The Prime Minister said the UK has “one of the strongest border regimes anywhere in the world”, adding 43 countries are on the red list to which travel is effectively banned.
He added: “If you travel to an amber list country for any emergency, any extreme reason that you have to, when you come back, you not only have to pay for all the tests but you have to self-isolate for 10 days – we will invigilate, we are invigilating it, and people who fail to obey the quarantine can face fines of up to £10,000.”

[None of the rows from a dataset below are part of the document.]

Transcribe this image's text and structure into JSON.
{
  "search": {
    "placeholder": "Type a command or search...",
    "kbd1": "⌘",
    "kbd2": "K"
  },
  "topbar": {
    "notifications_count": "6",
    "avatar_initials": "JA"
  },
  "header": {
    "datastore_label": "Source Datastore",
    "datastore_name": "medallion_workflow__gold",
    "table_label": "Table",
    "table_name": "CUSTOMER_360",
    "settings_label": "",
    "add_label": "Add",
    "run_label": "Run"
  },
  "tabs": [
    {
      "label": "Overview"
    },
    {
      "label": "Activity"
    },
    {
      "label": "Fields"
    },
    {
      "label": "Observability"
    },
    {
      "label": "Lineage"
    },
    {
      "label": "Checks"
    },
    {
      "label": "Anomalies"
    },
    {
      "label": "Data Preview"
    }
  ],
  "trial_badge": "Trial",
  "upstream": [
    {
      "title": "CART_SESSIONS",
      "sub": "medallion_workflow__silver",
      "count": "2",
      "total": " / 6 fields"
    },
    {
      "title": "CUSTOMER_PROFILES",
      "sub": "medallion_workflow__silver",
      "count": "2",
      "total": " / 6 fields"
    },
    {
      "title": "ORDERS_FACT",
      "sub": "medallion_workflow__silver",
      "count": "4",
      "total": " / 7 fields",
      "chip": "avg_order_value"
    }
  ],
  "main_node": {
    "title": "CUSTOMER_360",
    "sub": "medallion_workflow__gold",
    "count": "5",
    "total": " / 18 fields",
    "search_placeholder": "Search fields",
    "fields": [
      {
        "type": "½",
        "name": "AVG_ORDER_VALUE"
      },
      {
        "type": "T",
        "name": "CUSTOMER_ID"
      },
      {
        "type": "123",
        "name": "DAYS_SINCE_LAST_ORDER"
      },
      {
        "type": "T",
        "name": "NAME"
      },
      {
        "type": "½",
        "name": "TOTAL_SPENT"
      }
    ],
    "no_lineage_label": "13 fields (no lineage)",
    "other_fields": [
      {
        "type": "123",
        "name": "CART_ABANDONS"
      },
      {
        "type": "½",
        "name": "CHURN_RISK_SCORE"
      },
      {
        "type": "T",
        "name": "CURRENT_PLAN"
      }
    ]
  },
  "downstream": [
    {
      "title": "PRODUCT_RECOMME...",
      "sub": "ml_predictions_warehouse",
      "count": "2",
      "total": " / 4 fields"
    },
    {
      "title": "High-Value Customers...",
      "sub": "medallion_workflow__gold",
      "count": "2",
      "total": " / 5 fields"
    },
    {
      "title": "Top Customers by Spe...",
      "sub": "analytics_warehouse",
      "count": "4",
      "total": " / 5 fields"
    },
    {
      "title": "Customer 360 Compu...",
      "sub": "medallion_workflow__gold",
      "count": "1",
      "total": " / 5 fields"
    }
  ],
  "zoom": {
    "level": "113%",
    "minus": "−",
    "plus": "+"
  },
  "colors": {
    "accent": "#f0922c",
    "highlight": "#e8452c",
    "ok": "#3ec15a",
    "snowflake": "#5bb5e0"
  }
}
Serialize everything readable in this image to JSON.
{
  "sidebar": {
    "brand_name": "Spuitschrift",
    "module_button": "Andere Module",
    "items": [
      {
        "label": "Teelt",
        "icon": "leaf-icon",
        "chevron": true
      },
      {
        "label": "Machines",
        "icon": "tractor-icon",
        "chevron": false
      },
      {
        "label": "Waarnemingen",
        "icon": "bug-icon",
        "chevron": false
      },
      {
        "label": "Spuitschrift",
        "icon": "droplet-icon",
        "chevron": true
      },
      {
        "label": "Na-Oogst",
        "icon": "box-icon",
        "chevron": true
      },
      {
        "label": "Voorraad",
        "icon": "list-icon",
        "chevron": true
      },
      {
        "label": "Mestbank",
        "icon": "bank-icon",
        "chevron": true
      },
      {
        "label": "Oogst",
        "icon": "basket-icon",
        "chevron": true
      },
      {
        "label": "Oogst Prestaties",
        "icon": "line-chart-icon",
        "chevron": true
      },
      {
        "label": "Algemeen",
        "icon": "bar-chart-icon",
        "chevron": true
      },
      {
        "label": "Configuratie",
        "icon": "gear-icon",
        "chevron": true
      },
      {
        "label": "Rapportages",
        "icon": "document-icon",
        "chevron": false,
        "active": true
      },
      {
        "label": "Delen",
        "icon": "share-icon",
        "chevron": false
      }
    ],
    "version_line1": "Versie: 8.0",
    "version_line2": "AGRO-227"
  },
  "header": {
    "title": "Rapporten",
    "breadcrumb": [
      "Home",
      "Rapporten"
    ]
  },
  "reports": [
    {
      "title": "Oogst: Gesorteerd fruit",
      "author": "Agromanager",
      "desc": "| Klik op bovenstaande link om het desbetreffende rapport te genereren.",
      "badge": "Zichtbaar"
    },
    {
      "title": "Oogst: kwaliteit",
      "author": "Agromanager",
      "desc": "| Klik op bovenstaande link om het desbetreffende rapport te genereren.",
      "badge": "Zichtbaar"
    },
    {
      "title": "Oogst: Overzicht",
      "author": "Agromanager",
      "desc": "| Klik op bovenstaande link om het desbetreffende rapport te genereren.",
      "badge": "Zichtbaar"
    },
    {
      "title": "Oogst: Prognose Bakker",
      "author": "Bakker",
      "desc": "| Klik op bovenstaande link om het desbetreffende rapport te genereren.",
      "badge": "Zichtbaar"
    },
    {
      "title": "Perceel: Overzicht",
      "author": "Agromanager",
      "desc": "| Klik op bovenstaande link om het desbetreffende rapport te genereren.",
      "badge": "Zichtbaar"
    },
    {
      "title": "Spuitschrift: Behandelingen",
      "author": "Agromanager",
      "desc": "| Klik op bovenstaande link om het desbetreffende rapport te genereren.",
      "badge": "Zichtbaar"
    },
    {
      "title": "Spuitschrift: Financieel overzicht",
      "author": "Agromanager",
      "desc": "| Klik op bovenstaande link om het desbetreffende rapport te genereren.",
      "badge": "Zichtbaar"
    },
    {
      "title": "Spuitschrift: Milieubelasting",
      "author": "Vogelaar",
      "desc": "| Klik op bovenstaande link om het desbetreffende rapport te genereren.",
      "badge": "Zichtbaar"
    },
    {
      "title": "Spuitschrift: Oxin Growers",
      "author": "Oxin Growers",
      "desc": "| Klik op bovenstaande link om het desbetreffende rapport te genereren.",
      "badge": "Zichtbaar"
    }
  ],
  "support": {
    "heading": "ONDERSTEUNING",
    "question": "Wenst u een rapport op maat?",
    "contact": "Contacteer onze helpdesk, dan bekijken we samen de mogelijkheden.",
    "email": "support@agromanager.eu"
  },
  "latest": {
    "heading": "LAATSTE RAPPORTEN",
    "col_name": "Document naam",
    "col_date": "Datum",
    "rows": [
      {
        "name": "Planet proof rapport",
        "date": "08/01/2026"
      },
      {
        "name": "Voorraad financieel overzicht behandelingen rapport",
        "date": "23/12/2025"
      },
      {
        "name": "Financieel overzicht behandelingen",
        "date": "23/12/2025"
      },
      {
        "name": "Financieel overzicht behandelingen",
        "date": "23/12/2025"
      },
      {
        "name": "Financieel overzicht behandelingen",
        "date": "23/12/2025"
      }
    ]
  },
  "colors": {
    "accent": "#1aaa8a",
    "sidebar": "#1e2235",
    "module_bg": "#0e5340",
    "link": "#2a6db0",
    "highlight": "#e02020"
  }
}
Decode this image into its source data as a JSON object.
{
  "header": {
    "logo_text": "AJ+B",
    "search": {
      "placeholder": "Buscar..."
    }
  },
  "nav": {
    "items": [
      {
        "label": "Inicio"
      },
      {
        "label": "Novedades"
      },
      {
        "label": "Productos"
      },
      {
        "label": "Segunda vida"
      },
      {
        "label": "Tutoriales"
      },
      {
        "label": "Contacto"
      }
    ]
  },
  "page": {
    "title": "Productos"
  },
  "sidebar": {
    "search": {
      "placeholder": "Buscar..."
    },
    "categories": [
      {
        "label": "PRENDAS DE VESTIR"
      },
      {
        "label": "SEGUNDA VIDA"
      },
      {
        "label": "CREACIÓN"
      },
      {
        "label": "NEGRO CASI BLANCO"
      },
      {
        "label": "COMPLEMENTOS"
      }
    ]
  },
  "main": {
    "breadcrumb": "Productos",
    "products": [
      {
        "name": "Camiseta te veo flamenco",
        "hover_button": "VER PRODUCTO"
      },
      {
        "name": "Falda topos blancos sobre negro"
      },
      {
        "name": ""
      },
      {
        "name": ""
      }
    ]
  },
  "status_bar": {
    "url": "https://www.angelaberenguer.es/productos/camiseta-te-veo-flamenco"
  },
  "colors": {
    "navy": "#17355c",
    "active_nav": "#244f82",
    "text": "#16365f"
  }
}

George Morgan-Grenville, founder and chief executive of travel company Red Savannah, said the industry is “facing a disaster” and cannot understand why it “has to bear the brunt of so much confused and mixed messaging from ministers”.
He told BBC Radio 4’s Today programme: “There are 10,000 lorries every day coming into this country through British ports, and those drivers are only required to take a lateral flow test.
“So the idea that people not going on holiday is going to shut out every virus is nonsensical.”
International travel rules for England, Wales and Scotland are broadly similar.
In Northern Ireland, journeys to the Common Travel Area – which consists of the UK, Republic of Ireland, Channel Islands and Isle of Man – for visits to family and friends will be allowed from May 24.
But the Stormont Executive has not made a decision about the resumption of international leisure travel from Northern Ireland.
In other developments:
– Three people have died in Scotland due to coronavirus vaccine adverse-effects, out of 2.81 million who received at least one dose by April 30.
– The Prime Minister said there was increasing confidence that the vaccines being used work against all variants, including the highly-transmissible Indian strain.
– David Greenhalgh, Conservative leader of Bolton Council, warned there was a “danger of unrest” if local lockdowns were imposed to curb the spread of the Indian variant.
The travel rules are aimed at preventing cases of coronavirus – and new variants – being imported into the UK.
But the spread of the Indian variant has underlined the problem, with shadow health secretary Jonathan Ashworth telling Sky News “our borders have been about as secure as a sieve throughout this crisis”.